Mr Pichet said the group, which claims to have 16 MPs under its wing, will decide how to vote in the censure motion expected later this month or early next. Some of the group's MPs have previously supported the government.
Mr Pichet, who is also an MP for the ruling Palang Pracharath Party (PPRP), said the group planned to zero in on the EEC transmission pipeline project worth 25 billion baht.
The Treasury Department, supervised by Deputy Finance Minister Santi Promphat, has a role in the management of the pipeline project.
Mr Pichet alleged the project may be fraught with irregularity. If the government keeps pushing ahead with the project, the group would sever its ties with the government, he added.
In that case, Mr Pichet insisted he would join hands with Deputy Pheu Thai Party leader, Yuttapong Charasathien, in censuring Mr Santi in the debate.
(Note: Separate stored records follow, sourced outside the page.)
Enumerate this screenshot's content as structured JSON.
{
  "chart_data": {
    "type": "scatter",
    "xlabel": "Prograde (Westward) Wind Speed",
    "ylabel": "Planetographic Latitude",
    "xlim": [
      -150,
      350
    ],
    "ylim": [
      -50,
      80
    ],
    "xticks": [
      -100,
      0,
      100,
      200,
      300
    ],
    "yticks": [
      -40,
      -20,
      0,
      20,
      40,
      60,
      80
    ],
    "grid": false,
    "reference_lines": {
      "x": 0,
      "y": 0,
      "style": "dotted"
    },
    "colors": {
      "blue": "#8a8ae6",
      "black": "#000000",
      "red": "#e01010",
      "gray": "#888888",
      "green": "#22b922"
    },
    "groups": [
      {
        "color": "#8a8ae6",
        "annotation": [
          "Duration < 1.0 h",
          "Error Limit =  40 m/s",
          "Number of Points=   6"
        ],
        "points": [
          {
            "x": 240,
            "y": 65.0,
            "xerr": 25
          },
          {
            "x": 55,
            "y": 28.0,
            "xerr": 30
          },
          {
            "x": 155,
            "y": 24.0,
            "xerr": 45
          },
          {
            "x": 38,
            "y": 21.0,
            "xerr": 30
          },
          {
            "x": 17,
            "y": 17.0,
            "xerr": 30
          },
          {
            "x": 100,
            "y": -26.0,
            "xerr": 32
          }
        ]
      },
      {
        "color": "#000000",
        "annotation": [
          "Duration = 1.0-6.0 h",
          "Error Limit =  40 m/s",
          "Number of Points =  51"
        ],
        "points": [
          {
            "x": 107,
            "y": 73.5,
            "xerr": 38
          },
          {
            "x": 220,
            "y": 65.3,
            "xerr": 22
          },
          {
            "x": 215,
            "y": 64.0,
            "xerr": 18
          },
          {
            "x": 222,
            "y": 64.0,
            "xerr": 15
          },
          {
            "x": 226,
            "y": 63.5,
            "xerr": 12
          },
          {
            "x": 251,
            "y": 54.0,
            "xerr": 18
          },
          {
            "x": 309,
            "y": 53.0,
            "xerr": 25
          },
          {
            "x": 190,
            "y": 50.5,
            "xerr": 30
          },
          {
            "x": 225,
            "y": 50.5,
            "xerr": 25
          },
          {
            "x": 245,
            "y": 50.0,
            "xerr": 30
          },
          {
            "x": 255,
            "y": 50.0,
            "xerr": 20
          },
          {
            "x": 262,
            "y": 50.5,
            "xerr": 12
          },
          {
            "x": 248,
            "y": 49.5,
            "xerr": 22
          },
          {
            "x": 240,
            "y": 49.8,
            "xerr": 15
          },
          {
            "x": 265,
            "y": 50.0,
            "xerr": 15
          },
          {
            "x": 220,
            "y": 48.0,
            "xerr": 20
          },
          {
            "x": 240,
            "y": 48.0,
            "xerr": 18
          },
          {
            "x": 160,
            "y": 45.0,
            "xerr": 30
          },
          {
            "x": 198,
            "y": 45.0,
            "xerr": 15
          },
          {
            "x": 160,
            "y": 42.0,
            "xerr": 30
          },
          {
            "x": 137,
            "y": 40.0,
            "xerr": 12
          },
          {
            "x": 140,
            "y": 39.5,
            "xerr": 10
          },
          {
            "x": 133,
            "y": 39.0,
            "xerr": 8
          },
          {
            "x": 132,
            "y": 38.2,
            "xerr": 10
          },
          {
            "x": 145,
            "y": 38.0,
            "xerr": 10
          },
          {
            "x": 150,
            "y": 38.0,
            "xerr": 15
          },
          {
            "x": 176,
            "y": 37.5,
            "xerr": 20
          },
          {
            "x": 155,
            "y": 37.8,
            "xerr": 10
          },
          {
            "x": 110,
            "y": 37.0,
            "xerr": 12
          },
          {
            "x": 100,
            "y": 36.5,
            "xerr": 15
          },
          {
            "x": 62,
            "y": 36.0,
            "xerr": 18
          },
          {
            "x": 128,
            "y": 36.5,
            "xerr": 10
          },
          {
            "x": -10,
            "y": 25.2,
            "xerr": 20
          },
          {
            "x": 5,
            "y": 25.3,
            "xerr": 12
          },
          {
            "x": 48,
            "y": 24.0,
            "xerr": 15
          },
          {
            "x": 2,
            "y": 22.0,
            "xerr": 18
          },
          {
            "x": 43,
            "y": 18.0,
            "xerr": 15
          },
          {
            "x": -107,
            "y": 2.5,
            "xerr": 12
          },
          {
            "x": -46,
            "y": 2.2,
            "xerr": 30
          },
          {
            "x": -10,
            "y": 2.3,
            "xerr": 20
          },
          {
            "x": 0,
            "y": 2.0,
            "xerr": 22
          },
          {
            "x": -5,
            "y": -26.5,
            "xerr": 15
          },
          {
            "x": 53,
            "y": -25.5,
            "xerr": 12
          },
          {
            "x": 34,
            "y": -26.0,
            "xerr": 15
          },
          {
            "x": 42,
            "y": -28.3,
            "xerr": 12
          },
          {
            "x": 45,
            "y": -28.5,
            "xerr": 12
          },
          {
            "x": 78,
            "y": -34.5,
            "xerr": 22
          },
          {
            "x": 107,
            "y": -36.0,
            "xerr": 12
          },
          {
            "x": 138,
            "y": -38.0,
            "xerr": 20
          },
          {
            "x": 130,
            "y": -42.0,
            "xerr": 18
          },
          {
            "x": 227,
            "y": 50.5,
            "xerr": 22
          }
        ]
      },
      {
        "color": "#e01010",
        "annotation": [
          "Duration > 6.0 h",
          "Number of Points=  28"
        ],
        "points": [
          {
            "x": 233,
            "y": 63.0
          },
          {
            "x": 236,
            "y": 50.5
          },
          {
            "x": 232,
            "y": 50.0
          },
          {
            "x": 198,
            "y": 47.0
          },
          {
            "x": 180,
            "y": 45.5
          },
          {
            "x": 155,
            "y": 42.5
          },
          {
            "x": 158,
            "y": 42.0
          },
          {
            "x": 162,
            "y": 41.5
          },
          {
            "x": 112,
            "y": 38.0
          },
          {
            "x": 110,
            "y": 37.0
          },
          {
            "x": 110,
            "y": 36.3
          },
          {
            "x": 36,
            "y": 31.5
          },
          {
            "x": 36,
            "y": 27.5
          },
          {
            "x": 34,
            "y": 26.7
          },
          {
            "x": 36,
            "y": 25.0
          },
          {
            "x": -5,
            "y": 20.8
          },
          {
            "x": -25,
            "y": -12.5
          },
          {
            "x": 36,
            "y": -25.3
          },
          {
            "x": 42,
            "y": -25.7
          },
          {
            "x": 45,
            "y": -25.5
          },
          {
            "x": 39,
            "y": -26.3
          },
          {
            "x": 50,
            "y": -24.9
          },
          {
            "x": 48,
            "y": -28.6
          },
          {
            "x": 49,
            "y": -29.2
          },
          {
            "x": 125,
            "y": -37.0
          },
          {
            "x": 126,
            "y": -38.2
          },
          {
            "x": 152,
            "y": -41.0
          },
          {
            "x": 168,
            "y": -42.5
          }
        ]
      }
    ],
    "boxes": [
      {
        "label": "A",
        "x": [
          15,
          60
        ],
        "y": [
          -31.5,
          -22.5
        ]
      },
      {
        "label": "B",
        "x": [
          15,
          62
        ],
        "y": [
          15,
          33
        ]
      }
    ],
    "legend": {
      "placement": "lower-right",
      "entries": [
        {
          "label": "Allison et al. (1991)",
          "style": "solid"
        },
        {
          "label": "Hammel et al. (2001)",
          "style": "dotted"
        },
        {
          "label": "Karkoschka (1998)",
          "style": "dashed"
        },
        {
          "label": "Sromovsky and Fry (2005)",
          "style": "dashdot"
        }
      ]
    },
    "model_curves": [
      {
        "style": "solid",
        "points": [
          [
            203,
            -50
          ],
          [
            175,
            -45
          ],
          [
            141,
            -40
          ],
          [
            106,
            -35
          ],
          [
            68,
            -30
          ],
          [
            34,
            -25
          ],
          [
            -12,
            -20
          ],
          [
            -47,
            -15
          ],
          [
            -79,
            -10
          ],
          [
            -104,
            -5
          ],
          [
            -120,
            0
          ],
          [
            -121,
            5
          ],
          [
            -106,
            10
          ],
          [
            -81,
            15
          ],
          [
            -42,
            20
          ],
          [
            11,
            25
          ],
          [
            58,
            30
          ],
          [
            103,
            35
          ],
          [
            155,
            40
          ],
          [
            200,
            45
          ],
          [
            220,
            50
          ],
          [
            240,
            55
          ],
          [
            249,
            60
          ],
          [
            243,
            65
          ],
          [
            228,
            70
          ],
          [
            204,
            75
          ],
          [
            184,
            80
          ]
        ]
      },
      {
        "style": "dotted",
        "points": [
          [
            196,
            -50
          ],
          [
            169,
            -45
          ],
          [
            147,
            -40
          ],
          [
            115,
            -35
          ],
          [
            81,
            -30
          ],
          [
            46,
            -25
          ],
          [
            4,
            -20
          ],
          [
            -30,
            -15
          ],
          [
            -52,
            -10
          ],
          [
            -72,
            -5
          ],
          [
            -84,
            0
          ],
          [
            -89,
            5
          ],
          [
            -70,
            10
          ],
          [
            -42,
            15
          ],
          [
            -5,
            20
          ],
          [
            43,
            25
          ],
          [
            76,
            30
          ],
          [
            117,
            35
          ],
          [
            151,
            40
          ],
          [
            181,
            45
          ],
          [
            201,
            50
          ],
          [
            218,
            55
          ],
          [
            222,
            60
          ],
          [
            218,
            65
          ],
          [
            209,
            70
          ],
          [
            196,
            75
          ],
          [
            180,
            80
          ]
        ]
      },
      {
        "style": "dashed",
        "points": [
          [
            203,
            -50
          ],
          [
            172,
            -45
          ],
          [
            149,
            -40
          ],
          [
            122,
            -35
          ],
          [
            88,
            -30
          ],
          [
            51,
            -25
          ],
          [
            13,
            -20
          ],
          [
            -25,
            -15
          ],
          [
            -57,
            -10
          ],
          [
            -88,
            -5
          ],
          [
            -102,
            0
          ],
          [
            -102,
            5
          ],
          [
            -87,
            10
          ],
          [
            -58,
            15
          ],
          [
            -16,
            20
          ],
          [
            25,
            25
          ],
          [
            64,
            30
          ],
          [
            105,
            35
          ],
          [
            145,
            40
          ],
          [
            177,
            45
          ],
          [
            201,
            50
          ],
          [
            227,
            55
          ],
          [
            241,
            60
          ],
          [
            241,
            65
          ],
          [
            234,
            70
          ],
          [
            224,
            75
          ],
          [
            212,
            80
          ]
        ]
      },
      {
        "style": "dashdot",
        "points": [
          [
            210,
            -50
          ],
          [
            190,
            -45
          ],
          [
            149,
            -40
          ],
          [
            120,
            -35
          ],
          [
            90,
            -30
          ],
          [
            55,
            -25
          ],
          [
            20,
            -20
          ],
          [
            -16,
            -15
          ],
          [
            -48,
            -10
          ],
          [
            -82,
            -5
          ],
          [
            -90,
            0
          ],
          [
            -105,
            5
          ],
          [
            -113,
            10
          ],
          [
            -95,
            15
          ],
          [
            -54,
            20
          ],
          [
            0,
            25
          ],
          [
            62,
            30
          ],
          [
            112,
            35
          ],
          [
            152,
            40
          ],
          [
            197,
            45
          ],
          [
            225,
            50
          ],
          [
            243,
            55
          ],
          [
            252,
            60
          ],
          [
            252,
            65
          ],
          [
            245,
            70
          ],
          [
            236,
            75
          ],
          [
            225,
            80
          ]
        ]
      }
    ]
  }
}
At the same time, Capt Thamanat Prompow, former Setthakij Thai secretary-general who is tipped to assume the party leadership, claims he has the support of more than 40 MPs from various parties including the Group of 16 and a number of the PPRP's own MPs.
The parties are looking to vote down targeted cabinet ministers and Prime Minister Prayut Chan-o-cha in the no-confidence debate, which could result in the prime minister either being replaced or calling for a House dissolution.
Meanwhile, Pheu Thai leader Cholnan Srikaew said yesterday he was not concerned that seven party MPs backed the budget bill at its first reading in defiance of the Pheu Thai Party line.
An internal disciplinary probe will proceed against the seven MPs before deciding whether to dismiss them. If purged, the MPs are free to defect to another party within 30 days of dismissal.
"Looking on the bright side, we'll be able to explain to our constituents why these MPs paid lip service to the Pheu Thai's ideology and why they betrayed the party.
"It will compel more people to vote for the Pheu Thai in the next polls," the party leader said.